/IdeaScale-Dashboard

Dashboard to show activity and participation across all agencies' IdeaScale brainstorm sites, as part of the Open Government Directive

Primary LanguageJavaScript

As part of the Open Government Directive, each of the major federal
agencies is required to seek input from the public for an Open
Government Plan. This consultation process is taking place February 6
- March 19, 2010, using a platform called IdeaScale. Each agency has
it's own, isolated IdeaScale site.

Basic stats are available for each agency separately, but there is
nowhere to easily compare participation across the agencies, nor for
those interested in participating to get a broad overview of the
activities. 

This is a stateless (for now) dashboard showing stats and comparisons
regarding activity on each agency's brainstorming site, using the
basic API made available by IdeaScale (thanks!).

Dependencies:
* tornado (http://www.tornadoweb.org/)
* mongodb
* pymongo (python module to interact with mongodb)
* json or simplejson

To Run:
* add a line like so in /etc/crontab
  00,30 * * * * username /path/to/govtracker_cron.py
  which updates the data in the database every 30 minutes.
* run dashboard.py

govtracker_cron.py populates the mongo database. Each time the data is
updated, a new mongo collection (which is like a table) is
created. The name of each collection is a timestamp representing the
time of the update.
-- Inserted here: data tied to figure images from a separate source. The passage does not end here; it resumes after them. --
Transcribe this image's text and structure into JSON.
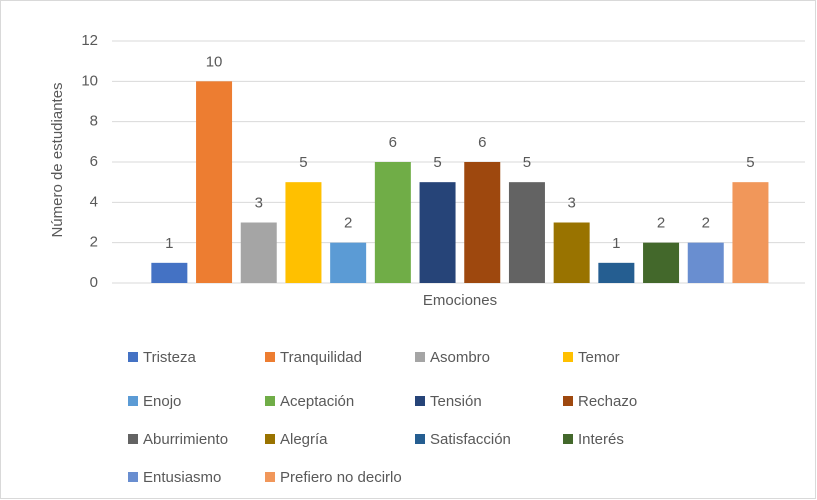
{
  "chart_data": {
    "type": "bar",
    "x_label": "Emociones",
    "y_label": "Número de estudiantes",
    "categories": [
      "Tristeza",
      "Tranquilidad",
      "Asombro",
      "Temor",
      "Enojo",
      "Aceptación",
      "Tensión",
      "Rechazo",
      "Aburrimiento",
      "Alegría",
      "Satisfacción",
      "Interés",
      "Entusiasmo",
      "Prefiero no decirlo"
    ],
    "values": [
      1,
      10,
      3,
      5,
      2,
      6,
      5,
      6,
      5,
      3,
      1,
      2,
      2,
      5
    ],
    "colors": [
      "#4472c4",
      "#ed7d31",
      "#a5a5a5",
      "#ffc000",
      "#5b9bd5",
      "#70ad47",
      "#264478",
      "#9e480e",
      "#636363",
      "#997300",
      "#255e91",
      "#43682b",
      "#698ed0",
      "#f1975a"
    ],
    "ylim": [
      0,
      12
    ],
    "yticks": [
      0,
      2,
      4,
      6,
      8,
      10,
      12
    ],
    "grid": true,
    "legend": "bottom"
  }
}
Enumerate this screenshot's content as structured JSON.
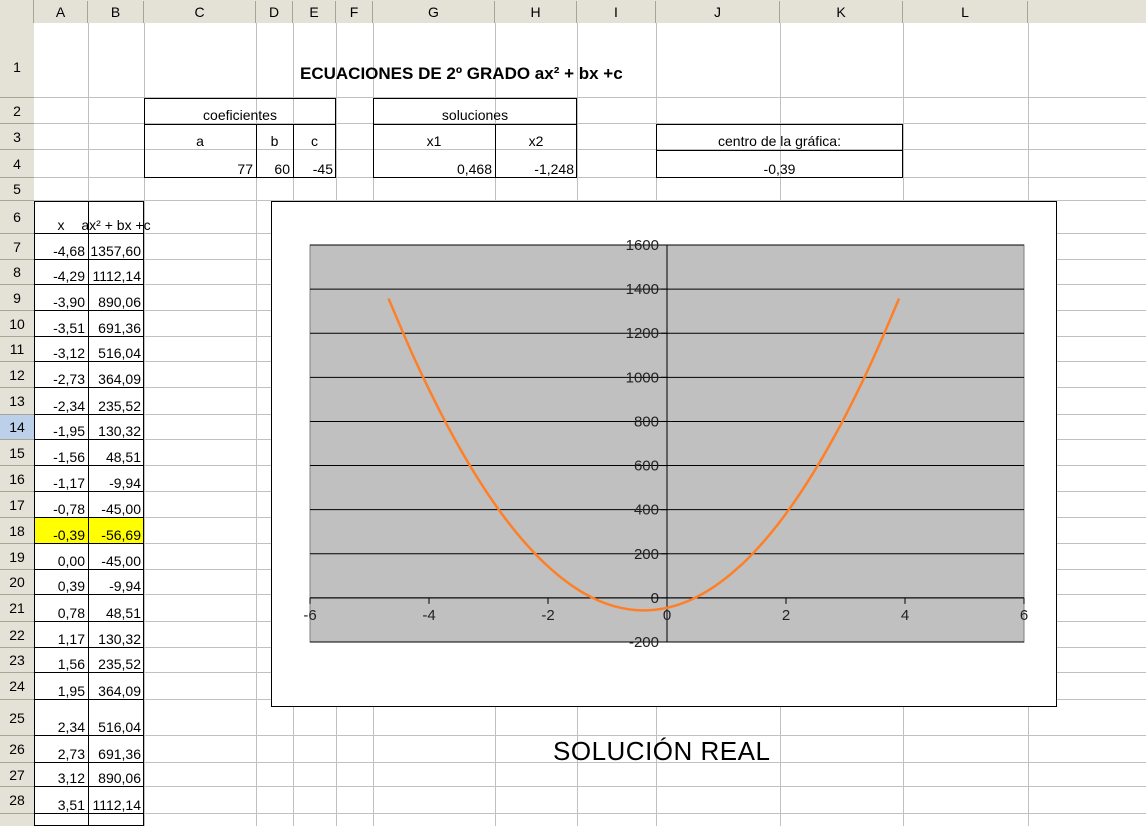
{
  "columns": [
    "A",
    "B",
    "C",
    "D",
    "E",
    "F",
    "G",
    "H",
    "I",
    "J",
    "K",
    "L"
  ],
  "rows": [
    "1",
    "2",
    "3",
    "4",
    "5",
    "6",
    "7",
    "8",
    "9",
    "10",
    "11",
    "12",
    "13",
    "14",
    "15",
    "16",
    "17",
    "18",
    "19",
    "20",
    "21",
    "22",
    "23",
    "24",
    "25",
    "26",
    "27",
    "28"
  ],
  "selected_row": "14",
  "title": "ECUACIONES DE 2º GRADO  ax² + bx +c",
  "coeficientes": {
    "label": "coeficientes",
    "names": [
      "a",
      "b",
      "c"
    ],
    "values": [
      "77",
      "60",
      "-45"
    ]
  },
  "soluciones": {
    "label": "soluciones",
    "names": [
      "x1",
      "x2"
    ],
    "values": [
      "0,468",
      "-1,248"
    ]
  },
  "centro": {
    "label": "centro de la gráfica:",
    "value": "-0,39"
  },
  "table": {
    "headers": [
      "x",
      "ax² + bx +c"
    ],
    "rows": [
      [
        "-4,68",
        "1357,60"
      ],
      [
        "-4,29",
        "1112,14"
      ],
      [
        "-3,90",
        "890,06"
      ],
      [
        "-3,51",
        "691,36"
      ],
      [
        "-3,12",
        "516,04"
      ],
      [
        "-2,73",
        "364,09"
      ],
      [
        "-2,34",
        "235,52"
      ],
      [
        "-1,95",
        "130,32"
      ],
      [
        "-1,56",
        "48,51"
      ],
      [
        "-1,17",
        "-9,94"
      ],
      [
        "-0,78",
        "-45,00"
      ],
      [
        "-0,39",
        "-56,69"
      ],
      [
        "0,00",
        "-45,00"
      ],
      [
        "0,39",
        "-9,94"
      ],
      [
        "0,78",
        "48,51"
      ],
      [
        "1,17",
        "130,32"
      ],
      [
        "1,56",
        "235,52"
      ],
      [
        "1,95",
        "364,09"
      ],
      [
        "2,34",
        "516,04"
      ],
      [
        "2,73",
        "691,36"
      ],
      [
        "3,12",
        "890,06"
      ],
      [
        "3,51",
        "1112,14"
      ]
    ],
    "highlight_index": 11
  },
  "solucion_text": "SOLUCIÓN REAL",
  "colors": {
    "highlight": "#ffff00",
    "plot_area": "#c0c0c0",
    "curve": "#ff7f27",
    "header_bg": "#e4e1d7",
    "selected_header": "#bcd0ea"
  },
  "chart_data": {
    "type": "line",
    "x": [
      -4.68,
      -4.29,
      -3.9,
      -3.51,
      -3.12,
      -2.73,
      -2.34,
      -1.95,
      -1.56,
      -1.17,
      -0.78,
      -0.39,
      0,
      0.39,
      0.78,
      1.17,
      1.56,
      1.95,
      2.34,
      2.73,
      3.12,
      3.51,
      3.9
    ],
    "series": [
      {
        "values": [
          1357.6,
          1112.14,
          890.06,
          691.36,
          516.04,
          364.09,
          235.52,
          130.32,
          48.51,
          -9.94,
          -45,
          -56.69,
          -45,
          -9.94,
          48.51,
          130.32,
          235.52,
          364.09,
          516.04,
          691.36,
          890.06,
          1112.14,
          1357.6
        ]
      }
    ],
    "xlim": [
      -6,
      6
    ],
    "ylim": [
      -200,
      1600
    ],
    "xticks": [
      "-6",
      "-4",
      "-2",
      "0",
      "2",
      "4",
      "6"
    ],
    "yticks": [
      "-200",
      "0",
      "200",
      "400",
      "600",
      "800",
      "1000",
      "1200",
      "1400",
      "1600"
    ],
    "grid": "horizontal",
    "legend": "none"
  }
}
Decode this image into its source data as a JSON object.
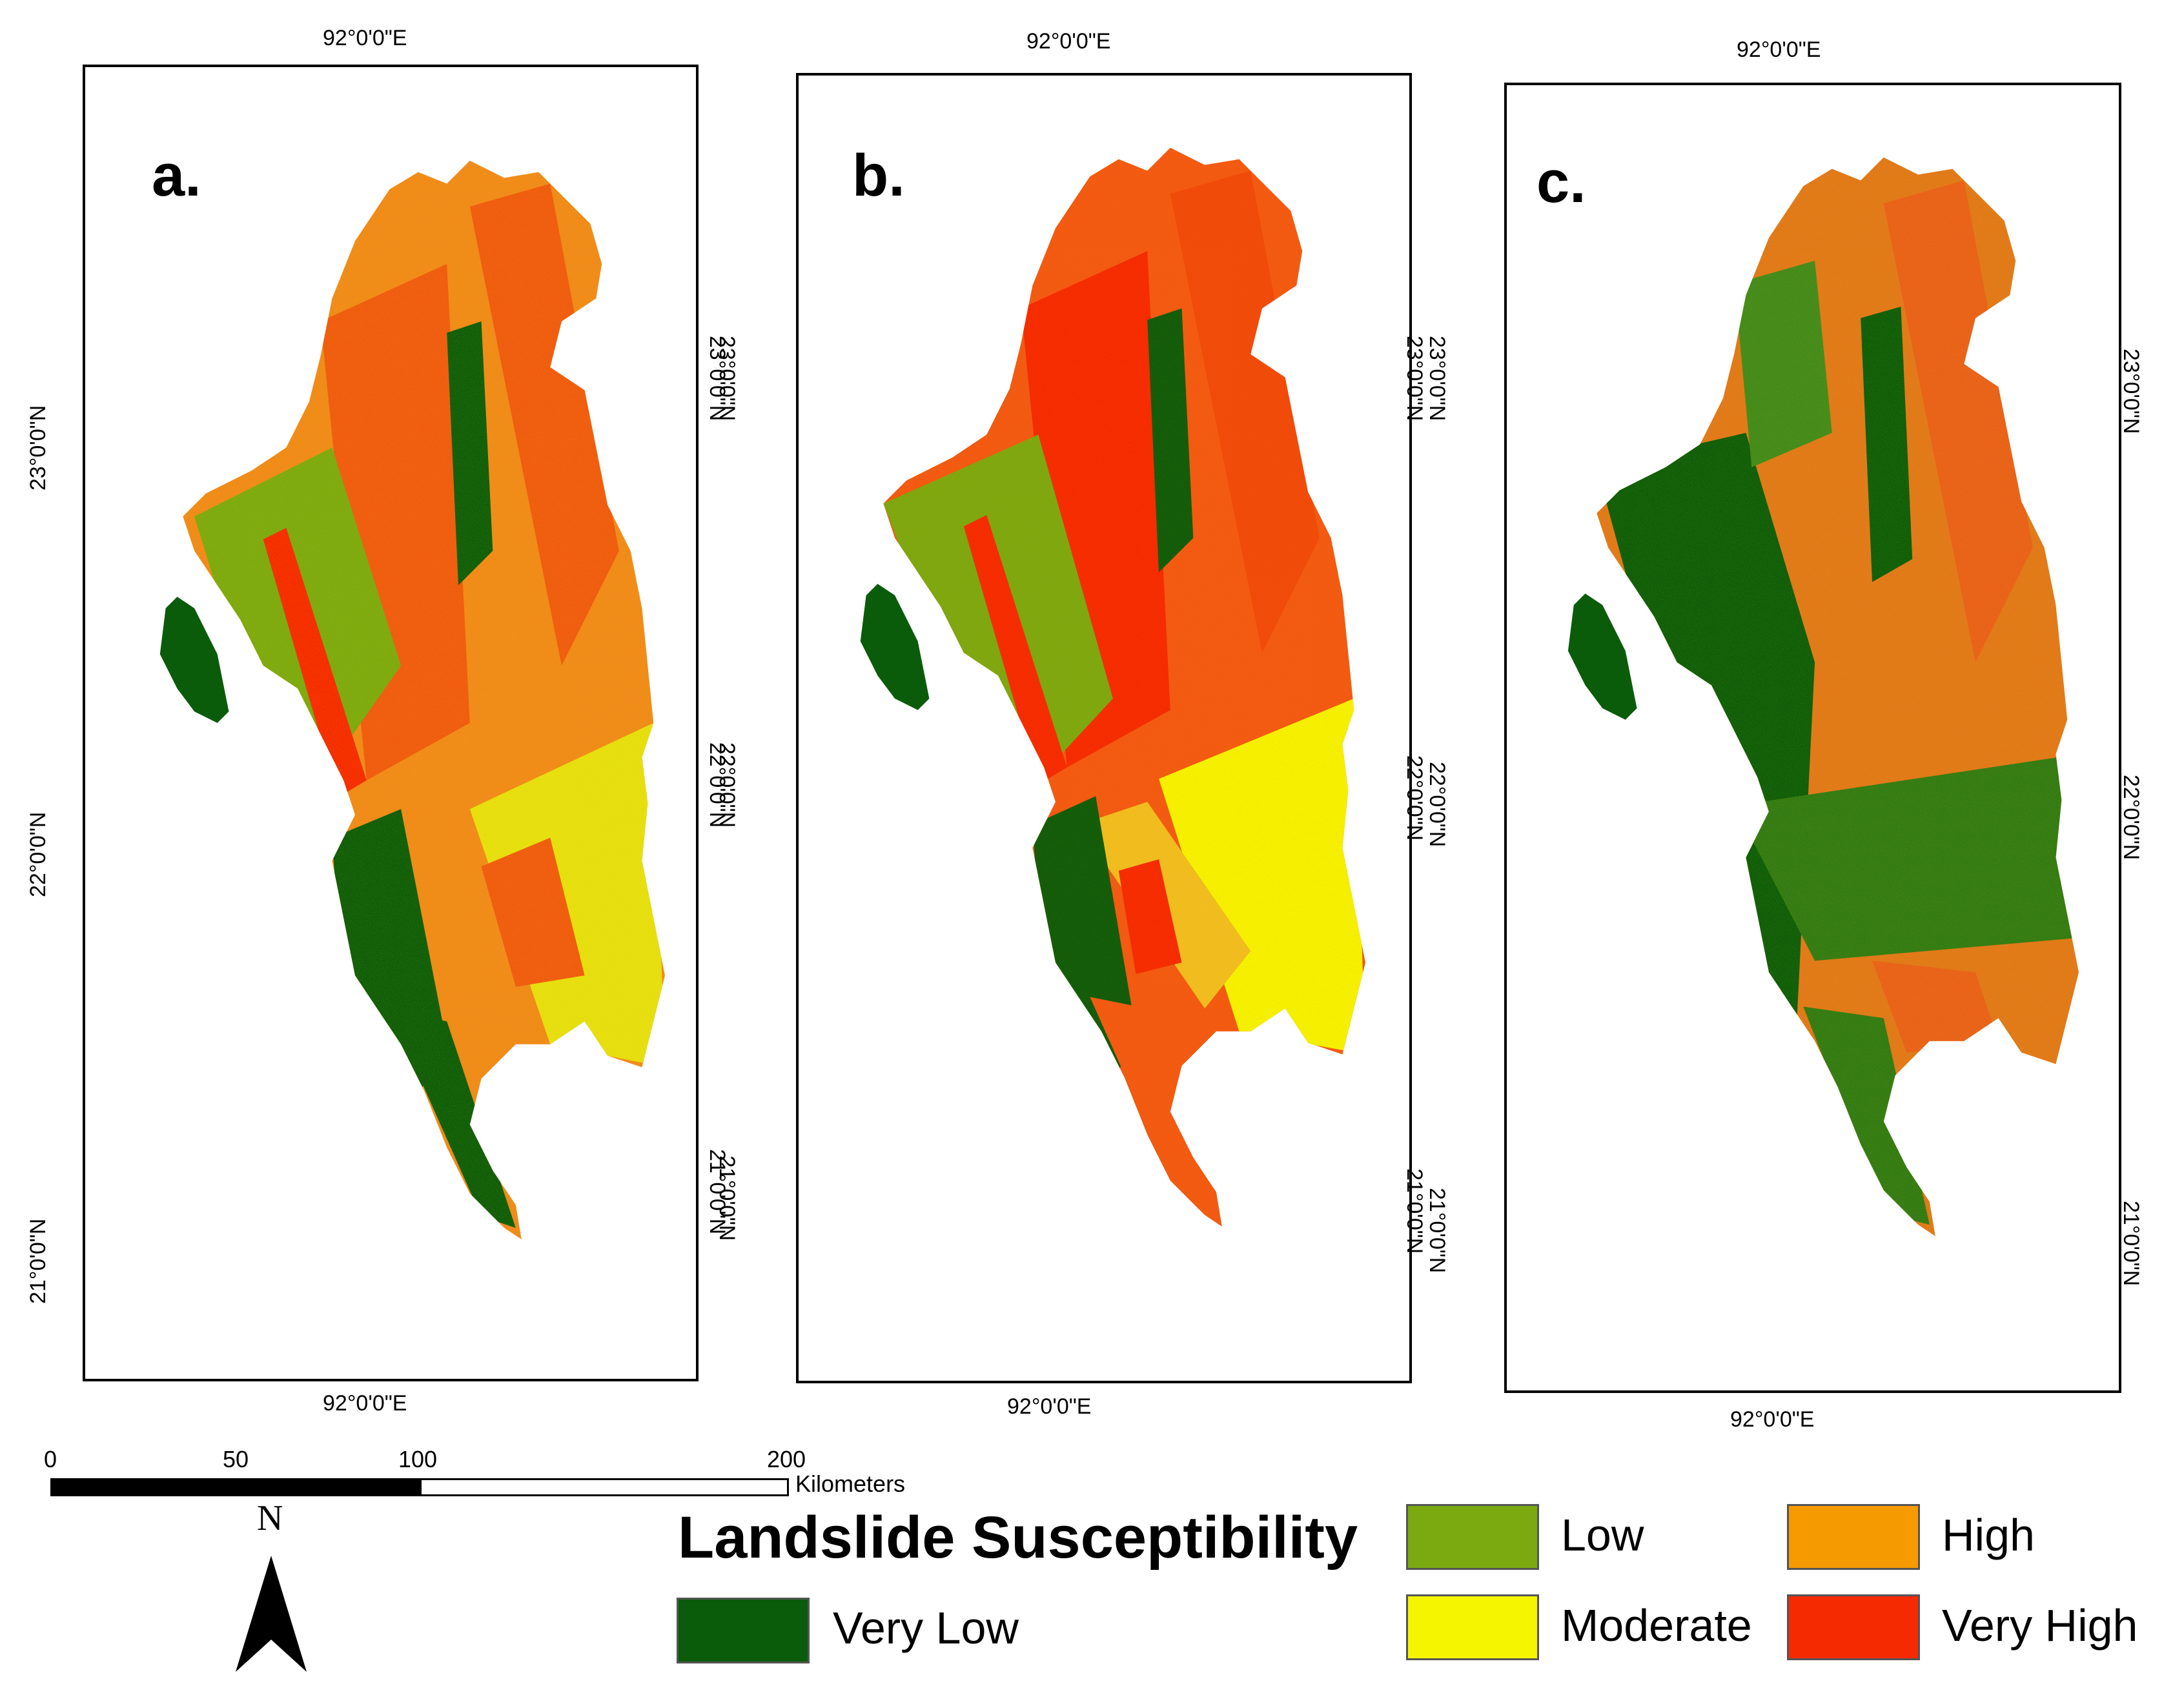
{
  "map": {
    "coordinate_labels": {
      "longitude": "92°0'0\"E",
      "lat_23": "23°0'0\"N",
      "lat_22": "22°0'0\"N",
      "lat_21": "21°0'0\"N"
    },
    "panels": [
      {
        "id": "a",
        "label": "a."
      },
      {
        "id": "b",
        "label": "b."
      },
      {
        "id": "c",
        "label": "c."
      }
    ],
    "scale_bar": {
      "ticks": [
        "0",
        "50",
        "100",
        "200"
      ],
      "unit": "Kilometers"
    },
    "north_arrow": {
      "label": "N",
      "icon": "north-arrow-icon"
    },
    "legend": {
      "title": "Landslide Susceptibility",
      "classes": [
        {
          "label": "Very Low",
          "color": "#0a5c0a"
        },
        {
          "label": "Low",
          "color": "#7aaa10"
        },
        {
          "label": "Moderate",
          "color": "#f5f500"
        },
        {
          "label": "High",
          "color": "#f59a00"
        },
        {
          "label": "Very High",
          "color": "#f52a00"
        }
      ]
    }
  }
}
Each collection/update stores 1 document for each
idea, plus a document representing aggregate stats per agency, and a
document representing top ideas per agency, at the time of that
update. Thus if there are n total ideas across all agencies, the
collection will have n+2 documents. Initial population can take a few
minutes.

each idea object looks roughly like this:
{
 '_id':   	 ideascale idea ID,
 'category': 	 nominal category name,
 'agency' : 	 agency,
 'idea':  	 ideascale idea object
}

mongodb does not allow keys to have periods or dollar signs in
them. consequently, the cronjob encodes all periods as four percent
signs, and decodes them before display in the application.

dashboard.py, the main application, pulls its data from the database.